George Winter, the owner of Brooklyn Frame Works, which sits right next to the botanica, between Sterling Place and Douglass Street, had been working with a client when he heard a loud explosion and the sound of shattering glass.
“I ran outside and saw there was a fire and saw people running away, and I grabbed a fire extinguisher and tried to put it out,” said Winter the following afternoon. “The fire was out of control within seconds.”
By 8:40 pm, when Eve Stahlberger, 32, walked down the block to her apartment above the botanica, the fire was out, and her building was nothing but a “charcoal briquette.”

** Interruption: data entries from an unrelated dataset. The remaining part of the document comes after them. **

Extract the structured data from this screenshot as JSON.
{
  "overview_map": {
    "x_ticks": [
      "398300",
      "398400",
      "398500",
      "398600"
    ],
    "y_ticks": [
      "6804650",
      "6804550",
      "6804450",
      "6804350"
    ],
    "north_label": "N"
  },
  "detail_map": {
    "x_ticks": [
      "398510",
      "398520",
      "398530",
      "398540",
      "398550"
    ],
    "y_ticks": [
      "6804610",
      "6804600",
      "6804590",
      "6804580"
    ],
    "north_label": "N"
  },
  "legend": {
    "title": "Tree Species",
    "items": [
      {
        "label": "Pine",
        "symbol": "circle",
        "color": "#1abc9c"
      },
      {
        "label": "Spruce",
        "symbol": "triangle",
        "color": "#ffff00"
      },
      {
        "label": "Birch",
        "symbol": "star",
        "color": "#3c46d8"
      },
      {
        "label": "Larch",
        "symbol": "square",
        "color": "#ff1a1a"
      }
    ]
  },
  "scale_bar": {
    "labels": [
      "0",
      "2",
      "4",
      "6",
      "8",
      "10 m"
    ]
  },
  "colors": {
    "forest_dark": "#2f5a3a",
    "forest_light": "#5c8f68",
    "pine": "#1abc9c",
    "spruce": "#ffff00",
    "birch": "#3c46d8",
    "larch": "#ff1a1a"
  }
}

“On my way down the street, I saw fire trucks and thought, ‘Oh there’s a fire on my block,’” recalled Stahlberger, a yoga teacher who’s lived in the building for seven years. “Then I get closer, and I thought, ‘Oh, the botanica blew up.’
“And then, I see that my windows are shattered and covered in plastic.”
Stahlberger spent the next few hours removing her few un-charred items from the building and was thankful for one thing: “The two dogs and the cat in the building were fine,” she said.
Former patrons of the religious shop were saddened by news of the fire.
Stefanie Abraham walked by the shop on Friday evening, passing between the blackened, melted awning, and a charred Gingko tree.
“My son, he’s 4, and he really likes the Santeria statues,” said Abraham.
“The man who ran the botanica was part of the neighborhood. He was so nice to my son. I never knew his name, and he never knew mine.”